Oil rose further in Asian trade Tuesday, underpinned by a better-than-expected expansion in the US manufacturing sector, analysts said.
A weak greenback, which makes dollar-priced crude cheaper for holders of stronger currencies, was also an extra factor behind the higher futures, they added.
New York's main contract, light sweet crude for December delivery, advanced 26 cents to 78.39 dollars a barrel.
Brent North Sea crude for December delivery gained 19 cents to 76.74 dollars.
The two contracts closed firmer Monday, buoyed in part by the US manufacturing expansion.
The Institute of Supply Management said Monday its factory index, also known as the purchasing managers index, grew for a third consecutive month in October with a reading of 55.7 percent.

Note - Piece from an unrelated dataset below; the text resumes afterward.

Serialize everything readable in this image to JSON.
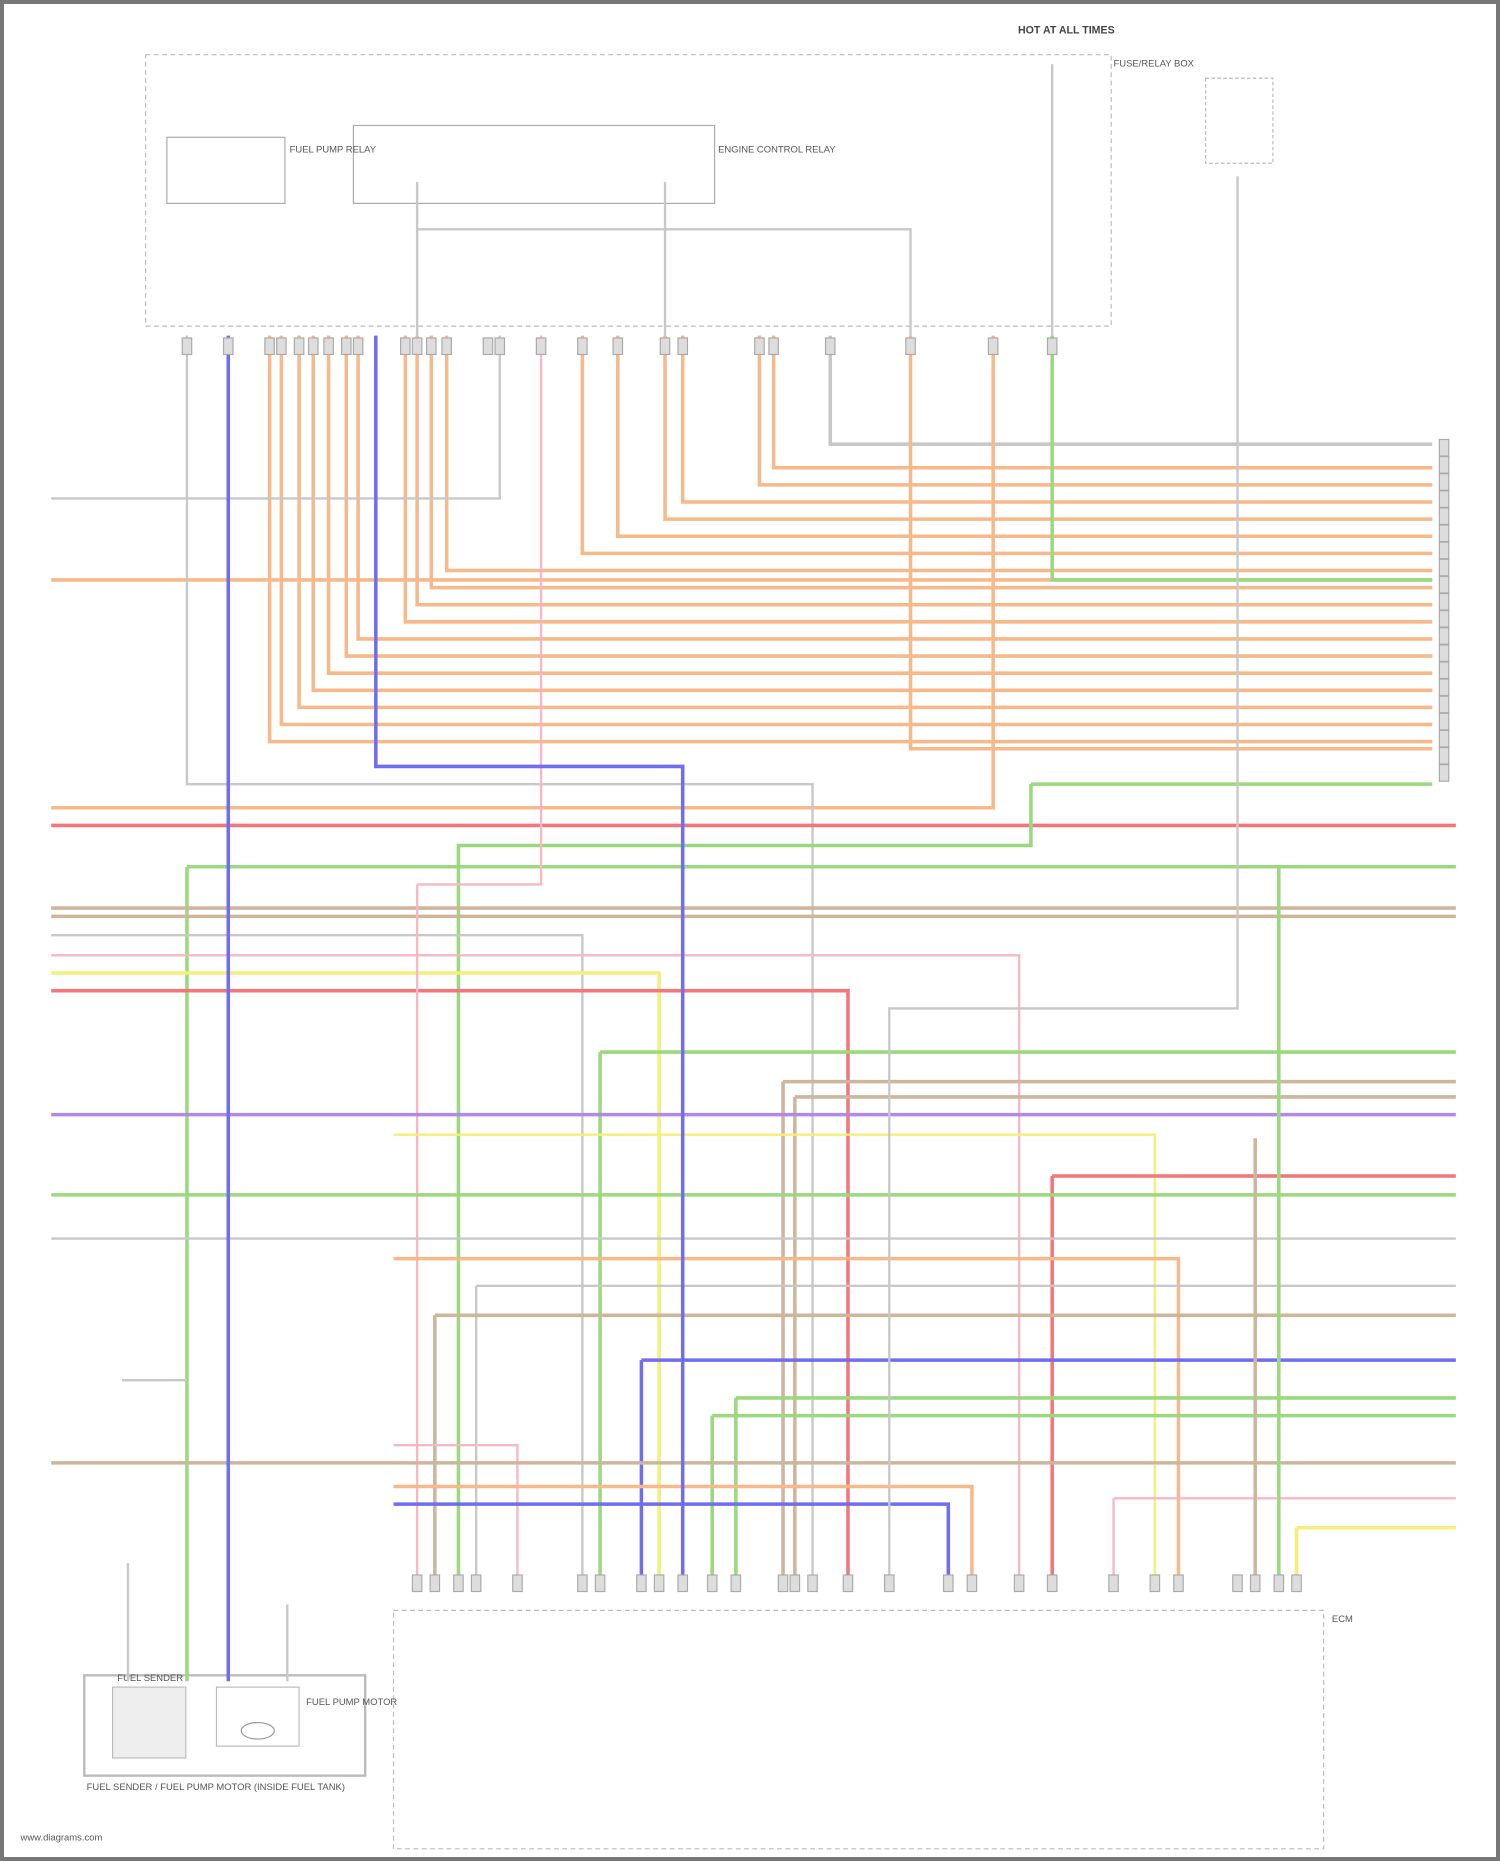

It was stronger than market expectations for a reading of 53 percent and the highest rate of growth since April 2006. Any number above 50 indicates growth.
"The reading marks the highest point in three and a half years," said Dariusz Kowalczyk, chief investment strategist with SJS Markets securities firm.
Among the sub-indexes in the survey, the employment index was 53.1 percent, marking a sharp turnaround from last month's 46.2 percent and suggesting that factories are starting to add jobs.
"This is the first time in a year and a half that US manufacturers increased employment, a factor that bodes well for Friday's payrolls report," said Kowalczyk.
The US is the world's biggest energy user and a recovery in its economy is seen as key to lifting global oil demand, which has been hit by the global financial crisis.
Official data released last Thursday showed US gross domestic product grew for the first time in a year, at a stronger-than-expected 3.5 percent annual rate in the third quarter, lifting market sentiment.